In March 2020, many college students had to cancel their spring break trips as the COVID-19 pandemic began to spread across the country. A year later, some students took their own vacations to popular destinations like Miami Beach, Florida, where city officials had to declare a state of emergency and impose a curfew in its entertainment district in response to the large influx of spring break visitors.
While some schools did not have a traditional spring break, others did and attempted to curb the expected bump in COVID cases when students return to campus.
Northwestern University students are currently in the middle of their break and will return for their spring session March 30 to a seven-day modified quarantine period called “Wildcat Wellness.”
“During this week, students will complete a limited set of essential activities and be tested for COVID-19 twice,” said Jon Yates, a Northwestern spokesman. “We expect to see some additional cases the following travel back to Evanston and Chicago, but the Wellness period will help manage any initial cases and allow for the quarter to begin smoothly.”
In the past seven days, the positive rate at Northwestern was 0.18 percent, with 15 new positive cases, according to the university’s COVID-19 dashboard.
In California, UC Davis took a different approach to encourage its students to avoid traveling for spring break.
The school offered $75 grants to students to have a “staycation” on campus during the week of March 20 to 24. More than 2,000 students received this grant, according to a UC Davis spokesperson.
Students who decided to travel off campus are expected to get tested every three to four days and complete a 10-day quarantine if they live in residential halls once they return.
Some colleges, however, did not have an official spring break.
Last October, the University of Southern California canceled its traditional spring break in favor of a few “wellness days” off throughout the semester. But some student still took their own vacations while attending online classes and the school is now experiencing a surge in COVID-19 cases.
“Over the last week, we had a group of students that traveled to international locations where a lot of other students were on spring break,” Sarah Van Orman, the chief health officer of USC Student Health, said. “A couple dozen students came back with COVID infections, many of which were confirmed to be variants.”
Van Orman said the university wasn’t sure initially if students would still travel during the spring semester but was made aware weeks earlier of students’ plans to visit popular destinations.
“We were concerned about it,” she said. “It’s not a question of if students will get infected. They will be, and it will cause a huge spread.”
Van Orman said there are 39 new cases as of last week and added that the “vast majority” of students at USC have been following proper COVID safety guidelines and have not engaged in high-risk travel.
The school encouraged all students to get tested and abide by quarantine protocols upon their return.
From January to early March, the COVID positivity rate at USC dropped from 2.15 percent to 0.28 percent. Now, the rate is up to 0.53 percent, according to USC’s COVID-19 dashboard.
USC’s spring break usually falls earlier in the year than other schools, Van Orman said, so other universities may see a similar spike in the weeks to come.
Boston University is starting to experience this spike now, as 41 students and 11 faculty and staff members tested positive for COVID-19 between March 17 and March 23.
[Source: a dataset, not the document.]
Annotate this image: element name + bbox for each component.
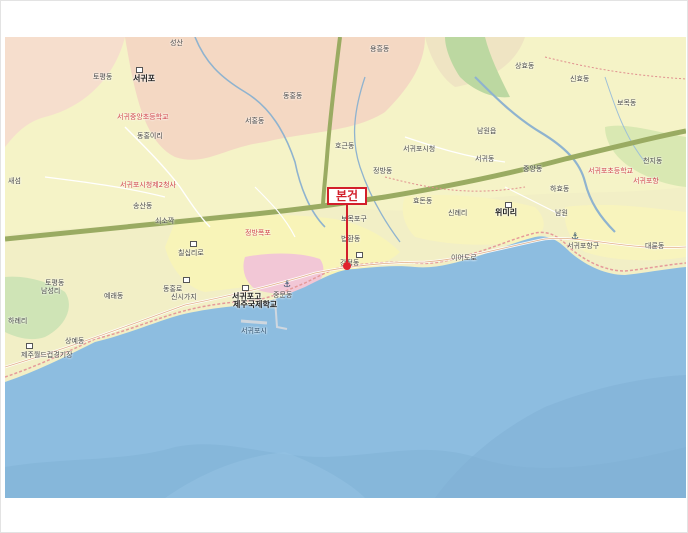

“Even though spring break was canceled, students can still choose to travel,” BU student health official Judy Platt told a university research publication. “In the last few days of case investigations and contact tracing, we are starting to see more positive COVID test results linked to ‘spring break’ travel.”
She added that it may take “10 to 14 days to see the full effect of people interacting with one another.”
The school has a stay-in-place advisory when students return to campus and students complete a daily symptom attestation and are tested multiple times a week, a BU spokesman said.
As of March 25, BU has a 0.18 percent positivity rate among students, according to the Boston University COVID-19 testing dashboard.
St. Thomas Aquinas College (STAC) had to issue a “temporary safety pause” on some in-person activities Wednesday through April 2 after finding a “significant and concerning spike in positive cases,” according to an email sent to students.
In a statement to Newsweek Friday, STAC president Ken Daly said that the school did not have a traditional spring break in order to avoid student travel. While some students did leave campus, the school believes “that only a small number of students traveled outside the local region.”
The positivity rate for those tested over the last week was 4.14 percent, according to STAC’s COVID-19 dashboard.
With April around the corner, spring break season is winding down. But as students return from their travels, school-sanctioned or not, a surge in COVID cases on campuses might just be starting.